Bankrupt Genesis alleges Gemini contributed to ‘run on the bank’ with $689M withdrawals




Bankrupt crypto lender Genesis has filed legal actions to retrieve $689.3 million from cryptocurrency exchange Gemini.

In a Nov. 21 court filing, the bankrupt lender alleged that Gemini contributed to the “run on the bank” it suffered by making these preferential transfers during a 90-day period that preceded its bankruptcy filing.

According to the lender, this allowed the exchange to gain an unfair advantage over its other creditors. So, it wants the court to correct “this unfairness and return Defendants (Gemini) to the same position as Plaintiff’s other similarly-situated creditors.”

Gemini has yet to respond to CryptoSlate’s request for comment as of press time.

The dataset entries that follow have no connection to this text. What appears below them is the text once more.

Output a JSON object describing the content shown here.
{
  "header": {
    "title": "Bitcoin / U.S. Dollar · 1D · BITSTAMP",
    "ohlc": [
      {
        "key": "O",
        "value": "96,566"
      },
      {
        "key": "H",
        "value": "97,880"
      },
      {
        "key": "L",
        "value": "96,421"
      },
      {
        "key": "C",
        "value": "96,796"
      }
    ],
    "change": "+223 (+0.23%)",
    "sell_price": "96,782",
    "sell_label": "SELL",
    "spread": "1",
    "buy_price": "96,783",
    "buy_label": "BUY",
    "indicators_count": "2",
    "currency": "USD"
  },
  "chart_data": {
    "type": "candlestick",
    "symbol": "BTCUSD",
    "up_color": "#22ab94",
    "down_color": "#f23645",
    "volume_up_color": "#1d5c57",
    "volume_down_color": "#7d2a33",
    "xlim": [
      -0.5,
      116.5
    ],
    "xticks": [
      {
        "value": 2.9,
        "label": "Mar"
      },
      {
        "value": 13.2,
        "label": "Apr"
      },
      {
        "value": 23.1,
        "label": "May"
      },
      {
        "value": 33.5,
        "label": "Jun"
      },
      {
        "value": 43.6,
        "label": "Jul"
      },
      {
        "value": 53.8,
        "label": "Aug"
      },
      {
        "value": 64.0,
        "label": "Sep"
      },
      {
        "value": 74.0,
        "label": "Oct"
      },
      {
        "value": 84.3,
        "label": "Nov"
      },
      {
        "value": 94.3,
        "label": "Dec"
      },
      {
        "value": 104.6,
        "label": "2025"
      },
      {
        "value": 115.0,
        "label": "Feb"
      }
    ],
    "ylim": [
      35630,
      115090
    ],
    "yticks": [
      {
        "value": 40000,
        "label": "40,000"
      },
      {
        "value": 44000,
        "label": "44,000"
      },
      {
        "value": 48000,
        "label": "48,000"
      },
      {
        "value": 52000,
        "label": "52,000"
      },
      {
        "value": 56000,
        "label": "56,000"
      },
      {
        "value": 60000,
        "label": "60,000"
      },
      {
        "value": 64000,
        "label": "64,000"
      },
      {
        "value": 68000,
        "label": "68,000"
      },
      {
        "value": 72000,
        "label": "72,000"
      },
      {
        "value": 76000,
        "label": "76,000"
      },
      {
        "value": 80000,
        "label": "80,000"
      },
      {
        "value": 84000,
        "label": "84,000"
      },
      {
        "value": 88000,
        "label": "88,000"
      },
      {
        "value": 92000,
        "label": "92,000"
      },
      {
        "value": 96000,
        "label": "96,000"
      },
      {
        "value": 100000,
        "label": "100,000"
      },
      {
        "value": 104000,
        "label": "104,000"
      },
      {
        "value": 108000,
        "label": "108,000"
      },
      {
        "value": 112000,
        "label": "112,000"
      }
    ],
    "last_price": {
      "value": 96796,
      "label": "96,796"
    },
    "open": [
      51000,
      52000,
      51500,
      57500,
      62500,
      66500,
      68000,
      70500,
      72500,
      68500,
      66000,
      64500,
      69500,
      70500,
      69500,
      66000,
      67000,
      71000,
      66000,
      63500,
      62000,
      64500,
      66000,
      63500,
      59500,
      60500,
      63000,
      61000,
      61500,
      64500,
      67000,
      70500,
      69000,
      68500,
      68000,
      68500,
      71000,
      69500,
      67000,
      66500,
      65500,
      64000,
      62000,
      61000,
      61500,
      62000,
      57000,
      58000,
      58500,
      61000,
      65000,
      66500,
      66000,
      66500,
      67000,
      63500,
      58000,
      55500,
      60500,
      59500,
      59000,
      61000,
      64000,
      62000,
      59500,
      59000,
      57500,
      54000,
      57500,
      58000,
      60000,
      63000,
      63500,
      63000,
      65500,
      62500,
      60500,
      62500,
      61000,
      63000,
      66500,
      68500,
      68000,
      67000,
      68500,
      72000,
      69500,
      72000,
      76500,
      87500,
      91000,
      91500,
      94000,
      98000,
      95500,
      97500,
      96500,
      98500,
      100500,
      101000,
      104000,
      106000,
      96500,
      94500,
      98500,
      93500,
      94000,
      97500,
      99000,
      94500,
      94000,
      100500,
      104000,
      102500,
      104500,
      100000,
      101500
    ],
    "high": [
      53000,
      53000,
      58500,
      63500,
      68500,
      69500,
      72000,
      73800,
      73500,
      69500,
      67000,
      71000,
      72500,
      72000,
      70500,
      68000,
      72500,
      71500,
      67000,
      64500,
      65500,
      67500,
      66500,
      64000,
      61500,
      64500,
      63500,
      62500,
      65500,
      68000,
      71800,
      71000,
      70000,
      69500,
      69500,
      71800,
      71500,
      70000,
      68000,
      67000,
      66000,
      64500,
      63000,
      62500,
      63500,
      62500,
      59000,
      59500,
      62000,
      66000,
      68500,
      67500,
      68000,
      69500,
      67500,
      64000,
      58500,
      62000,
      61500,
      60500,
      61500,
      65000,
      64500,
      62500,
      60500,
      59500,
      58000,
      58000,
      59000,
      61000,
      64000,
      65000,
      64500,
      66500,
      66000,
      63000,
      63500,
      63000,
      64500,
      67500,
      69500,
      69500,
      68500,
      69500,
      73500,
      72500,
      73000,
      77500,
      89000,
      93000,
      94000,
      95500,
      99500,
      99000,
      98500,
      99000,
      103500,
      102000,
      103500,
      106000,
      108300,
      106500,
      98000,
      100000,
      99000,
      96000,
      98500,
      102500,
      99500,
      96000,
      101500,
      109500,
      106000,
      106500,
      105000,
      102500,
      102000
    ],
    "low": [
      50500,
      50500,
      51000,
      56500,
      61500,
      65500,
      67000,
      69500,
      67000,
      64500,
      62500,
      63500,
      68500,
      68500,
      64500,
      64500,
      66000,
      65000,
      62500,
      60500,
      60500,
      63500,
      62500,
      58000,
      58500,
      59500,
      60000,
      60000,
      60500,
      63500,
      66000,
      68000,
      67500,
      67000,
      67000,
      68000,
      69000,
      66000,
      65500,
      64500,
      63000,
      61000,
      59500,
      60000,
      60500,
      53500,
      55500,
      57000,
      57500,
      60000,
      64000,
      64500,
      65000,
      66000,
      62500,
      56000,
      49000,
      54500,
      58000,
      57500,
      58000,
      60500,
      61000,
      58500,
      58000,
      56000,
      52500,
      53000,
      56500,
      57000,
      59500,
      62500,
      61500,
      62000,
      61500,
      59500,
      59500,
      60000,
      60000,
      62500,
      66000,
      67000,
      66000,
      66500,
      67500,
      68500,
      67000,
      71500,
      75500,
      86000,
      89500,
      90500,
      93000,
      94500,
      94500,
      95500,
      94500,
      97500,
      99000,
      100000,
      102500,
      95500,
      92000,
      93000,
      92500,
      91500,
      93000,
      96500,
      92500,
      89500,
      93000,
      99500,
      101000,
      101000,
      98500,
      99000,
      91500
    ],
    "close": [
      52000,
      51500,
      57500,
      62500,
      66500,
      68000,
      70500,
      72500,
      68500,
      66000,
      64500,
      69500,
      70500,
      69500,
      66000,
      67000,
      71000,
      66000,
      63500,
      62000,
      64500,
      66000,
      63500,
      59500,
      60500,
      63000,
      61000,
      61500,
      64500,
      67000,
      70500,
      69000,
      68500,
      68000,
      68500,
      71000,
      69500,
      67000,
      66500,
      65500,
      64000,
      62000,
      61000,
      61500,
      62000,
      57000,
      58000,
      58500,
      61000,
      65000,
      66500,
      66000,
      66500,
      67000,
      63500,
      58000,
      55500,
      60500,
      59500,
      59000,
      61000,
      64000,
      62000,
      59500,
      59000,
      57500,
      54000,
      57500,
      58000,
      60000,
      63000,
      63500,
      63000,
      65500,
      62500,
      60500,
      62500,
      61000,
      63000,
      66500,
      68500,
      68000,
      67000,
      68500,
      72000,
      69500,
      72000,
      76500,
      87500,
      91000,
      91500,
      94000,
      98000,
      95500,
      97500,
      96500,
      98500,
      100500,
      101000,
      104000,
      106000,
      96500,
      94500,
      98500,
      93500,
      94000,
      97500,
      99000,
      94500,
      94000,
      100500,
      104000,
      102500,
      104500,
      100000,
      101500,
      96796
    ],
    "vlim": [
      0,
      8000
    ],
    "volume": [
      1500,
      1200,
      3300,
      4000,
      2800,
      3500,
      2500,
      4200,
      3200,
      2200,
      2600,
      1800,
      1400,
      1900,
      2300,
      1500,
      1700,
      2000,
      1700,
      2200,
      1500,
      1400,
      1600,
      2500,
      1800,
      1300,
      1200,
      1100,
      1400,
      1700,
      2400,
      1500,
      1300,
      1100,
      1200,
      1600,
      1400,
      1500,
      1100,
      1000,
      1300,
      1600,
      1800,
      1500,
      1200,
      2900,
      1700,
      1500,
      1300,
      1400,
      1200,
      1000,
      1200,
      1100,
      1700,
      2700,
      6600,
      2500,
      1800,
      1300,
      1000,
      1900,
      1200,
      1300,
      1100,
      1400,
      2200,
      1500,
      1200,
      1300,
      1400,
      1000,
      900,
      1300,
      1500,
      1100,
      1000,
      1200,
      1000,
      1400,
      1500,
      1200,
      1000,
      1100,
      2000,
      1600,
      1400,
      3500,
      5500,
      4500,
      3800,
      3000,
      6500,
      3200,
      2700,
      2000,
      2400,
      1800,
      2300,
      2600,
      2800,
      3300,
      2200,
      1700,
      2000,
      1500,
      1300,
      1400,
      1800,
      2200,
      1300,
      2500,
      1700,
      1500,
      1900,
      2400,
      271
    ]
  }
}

Gemini vs. Genesis public spat

This lawsuit continues a highly publicized dispute between the two former business partners during the past year.

Gemini and Genesis once had an extensive business relationship involving the defunct Gemini Earn investment program that allowed the exchange users to earn interest from lending money to Genesis, who also lent it to others.

However, their dealings went sour after Genesis abruptly halted withdrawals last year following the collapse of the crypto exchange FTX. Genesis subsequently filed for bankruptcy in January.

Since then, Gemini has filed legal actions against the parent company of the lender Digital Currency Group (DCG) and CEO Barry Silbert, alleging that it knew the lender had been bankrupt since 2022 but failed to inform investors.

Besides that, the exchange has also filed legal actions against Genesis, seeking to recover $1.6 billion from the bankrupt lender.

Meanwhile, U.S. regulators, including the Securities and Exchange Commission (SEC) and New York Attorney General (NYAG), have also filed legal actions against the two firms.

The SEC alleges that the companies sold unregistered securities through the Earn program. On the other hand, the NYAG claimed that the firms defrauded investors of over $1 billion through the defunct investment program.